Not long after the completion of the railroads, more Chinese women began arriving in the United States. Many of whom were successfully barred from earlier entry by the Page Act and the Exclusion Act, often being suspected as prostitutes because of anti-Chinese stereotypes. Despite the Exclusion Era, Chinese people did manage to create families in Southern California. For example, scholar and descendant Colleen Fong has written extensively of the Fong family’s coming to being, who resided in rural Santa Barbara county as lemon farmers during the Exclusion Era (Fong). Rural farming and family businesses like restaurants, laundromats, and groceries became common family enterprises in Southern California. By the late 19th century, many of the men who had previously been working as migrant labor whether on farms, rails, or in construction would eventually come to settle in more established Chinatowns like Los Angeles. Here, however, early Chinese families often had no choice but to live in Chinatown unless they were servants of a white family (Turner). Generally, scholars have found that early Chinese immigrant families often had many children to secure their future and alleviate loneliness (Ling). The persistence of the Chinese population was at the dismay of anti-Chinese proponents. While Southern California as a space delineated for wealthy, white families was meant to offer a luxurious, healthy lifestyle, growing Chinese spaces and families disturbed the white spatial imagination by provoking the exact opposite image: “The news media pictured the Chinese as having "built a filthy nest of iniquity;” they were certainly responsible for "disease and pestilence;"and "dead puppy dogs were publicly sold in the streets for food.” (Caldwell).

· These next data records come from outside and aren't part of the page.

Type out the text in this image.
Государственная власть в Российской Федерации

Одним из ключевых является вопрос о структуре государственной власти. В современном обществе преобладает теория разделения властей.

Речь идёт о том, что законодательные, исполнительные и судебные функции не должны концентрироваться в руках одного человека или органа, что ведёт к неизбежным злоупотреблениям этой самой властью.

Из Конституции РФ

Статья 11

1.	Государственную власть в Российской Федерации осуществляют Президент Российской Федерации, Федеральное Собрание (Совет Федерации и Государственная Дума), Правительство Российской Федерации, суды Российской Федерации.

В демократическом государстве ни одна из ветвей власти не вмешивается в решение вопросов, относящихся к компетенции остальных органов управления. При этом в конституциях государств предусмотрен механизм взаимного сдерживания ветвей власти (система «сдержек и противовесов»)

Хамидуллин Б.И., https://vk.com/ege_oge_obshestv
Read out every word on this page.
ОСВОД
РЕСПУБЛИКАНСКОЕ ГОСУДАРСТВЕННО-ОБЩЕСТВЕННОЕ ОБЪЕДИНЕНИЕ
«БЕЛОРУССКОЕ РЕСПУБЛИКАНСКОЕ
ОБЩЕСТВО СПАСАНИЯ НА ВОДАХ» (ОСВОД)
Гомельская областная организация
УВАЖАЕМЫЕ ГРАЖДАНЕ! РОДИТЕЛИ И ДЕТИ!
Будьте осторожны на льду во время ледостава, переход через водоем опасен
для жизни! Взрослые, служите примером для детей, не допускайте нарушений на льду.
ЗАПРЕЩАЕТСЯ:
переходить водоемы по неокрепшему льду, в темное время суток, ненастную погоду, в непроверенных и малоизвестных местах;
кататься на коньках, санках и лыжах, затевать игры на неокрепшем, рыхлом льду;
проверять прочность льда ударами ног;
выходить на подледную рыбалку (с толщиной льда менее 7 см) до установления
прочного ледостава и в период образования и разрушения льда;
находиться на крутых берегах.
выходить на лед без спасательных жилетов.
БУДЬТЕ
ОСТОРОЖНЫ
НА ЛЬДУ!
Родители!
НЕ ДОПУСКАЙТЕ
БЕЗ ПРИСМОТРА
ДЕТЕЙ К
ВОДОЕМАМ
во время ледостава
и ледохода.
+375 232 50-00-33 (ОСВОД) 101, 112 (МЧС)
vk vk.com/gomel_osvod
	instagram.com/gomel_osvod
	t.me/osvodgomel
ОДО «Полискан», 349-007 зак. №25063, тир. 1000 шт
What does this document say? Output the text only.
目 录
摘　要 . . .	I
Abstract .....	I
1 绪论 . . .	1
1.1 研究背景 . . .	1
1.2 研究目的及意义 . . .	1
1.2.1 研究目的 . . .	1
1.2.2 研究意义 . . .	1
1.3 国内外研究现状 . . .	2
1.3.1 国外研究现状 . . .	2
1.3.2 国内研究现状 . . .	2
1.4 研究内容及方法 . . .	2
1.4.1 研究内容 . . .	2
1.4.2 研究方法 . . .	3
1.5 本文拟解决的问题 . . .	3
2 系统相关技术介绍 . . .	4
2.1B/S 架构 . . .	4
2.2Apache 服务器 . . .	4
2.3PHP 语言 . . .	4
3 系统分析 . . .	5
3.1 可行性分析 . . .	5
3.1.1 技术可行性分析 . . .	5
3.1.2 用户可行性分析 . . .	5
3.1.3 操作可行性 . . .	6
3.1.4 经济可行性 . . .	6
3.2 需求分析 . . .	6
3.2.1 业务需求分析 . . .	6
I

Throughout the late 19th and 20th century, Chinese institutions would begin to crop up to create the first Asian or Asian-serving organizations in Southern California. One kind of resource that was common in the north was Missions, who provided many services to support Chinese brothel workers and immigrants. For instance, in the north, there’s literature of San Francisco congregational churches and the famous Presbyterian mission house that housed girls and women who escaped from the Chinatown brothels. But for most of the 19th century, it would be difficult to make any journey up north to access the kinds of ethnic resources that existed in the Chinese enclaves up north. Even after the trains to the south were constructed, there was a gap to fill to provide resources to marginalized migrant workers in need. For instance, for Chinese sex workers purchased to the south, it would be far too dangerous to try and make it back north without getting caught. In San Diego, resident Lee Hong noticed the lack of similar institutions from the north in the region and asked the American Home Missionary Association to come south (SDCM). The San Diego Chinese Mission would be established in 1885, serving as a group home, school, and community events center. The first congregational church would not be built until 1888, as reported in the Los Angeles Herald. While California schools were segregated to prevent Chinese attendance up until the 1900s, many Chinese schools like those today in the San Gabriel Valley wouldn’t be established in the late 20th century.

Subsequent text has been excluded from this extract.